Suppose that you work for AT&T, which runs customer discussion groups on its website. There are active discussion happening simultaneously – too many for the company to monitor them all.

    1. How can the company get a general understanding of what is being discussed, and how it changes from week to week?Describe your text mining solution including choices of text preprocessing and data mining techniques (e.g., association rule, k-means, decision tree, etc.).

 

  1. Each discussion page has slots for two ads. The company would like to select ads that are good match to the page. Assume that there are many ads.
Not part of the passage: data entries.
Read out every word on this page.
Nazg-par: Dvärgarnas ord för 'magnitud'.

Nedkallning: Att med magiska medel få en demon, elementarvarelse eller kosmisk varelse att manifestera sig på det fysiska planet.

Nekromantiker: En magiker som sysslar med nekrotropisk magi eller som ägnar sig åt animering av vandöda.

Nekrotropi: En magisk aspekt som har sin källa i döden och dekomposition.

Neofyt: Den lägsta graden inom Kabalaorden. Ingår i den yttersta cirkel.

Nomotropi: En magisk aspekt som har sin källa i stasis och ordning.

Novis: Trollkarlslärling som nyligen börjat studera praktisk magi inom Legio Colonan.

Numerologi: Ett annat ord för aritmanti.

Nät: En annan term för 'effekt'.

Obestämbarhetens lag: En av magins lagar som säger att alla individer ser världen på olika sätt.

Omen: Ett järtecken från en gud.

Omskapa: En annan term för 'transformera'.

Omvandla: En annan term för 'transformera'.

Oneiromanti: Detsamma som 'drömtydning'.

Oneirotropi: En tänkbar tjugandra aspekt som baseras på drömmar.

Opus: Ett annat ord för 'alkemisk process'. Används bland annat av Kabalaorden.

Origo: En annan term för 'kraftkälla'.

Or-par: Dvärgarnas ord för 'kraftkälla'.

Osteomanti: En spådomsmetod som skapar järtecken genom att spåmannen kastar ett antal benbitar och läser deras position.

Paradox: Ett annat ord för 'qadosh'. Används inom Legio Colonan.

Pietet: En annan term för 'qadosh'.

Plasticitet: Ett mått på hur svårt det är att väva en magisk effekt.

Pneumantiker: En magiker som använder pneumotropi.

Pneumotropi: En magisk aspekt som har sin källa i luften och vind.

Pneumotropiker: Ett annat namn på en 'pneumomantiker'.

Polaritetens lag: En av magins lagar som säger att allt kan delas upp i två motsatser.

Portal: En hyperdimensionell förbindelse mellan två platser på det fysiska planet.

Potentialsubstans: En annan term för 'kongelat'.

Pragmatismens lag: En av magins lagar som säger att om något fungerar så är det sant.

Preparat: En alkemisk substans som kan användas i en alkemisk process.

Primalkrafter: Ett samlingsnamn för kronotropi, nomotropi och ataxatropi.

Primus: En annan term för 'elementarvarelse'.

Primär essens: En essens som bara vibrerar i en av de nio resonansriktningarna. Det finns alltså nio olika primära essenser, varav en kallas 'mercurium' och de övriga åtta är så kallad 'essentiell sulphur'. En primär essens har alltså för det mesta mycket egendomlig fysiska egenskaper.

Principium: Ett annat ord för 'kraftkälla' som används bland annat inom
How are the best two ads for this web page are selected?  describe your text mining solution including choices of text preprocessing and data mining techniques (e.g., association rule, k-means, decision tree, etc.).

 

After observing the effectiveness of your solution for a while, the company realizes that advertising revenue could be improved if ad selection is tuned differently for people based on their primary interest in using the website. There are five types of primary interest: “phone hardware,” “phone GUI,” “phone apps,” “coverage,” and “price.” For a particular user, how can you use a person’s profiles (e.g., age, gender) and behavior (e.g., posts, comments, reading history) to predict which type of user he or she is? Please describe your text mining solution including choices of text preprocessing and data mining techniques (e.g., association rule, k-means, decision tree, etc.).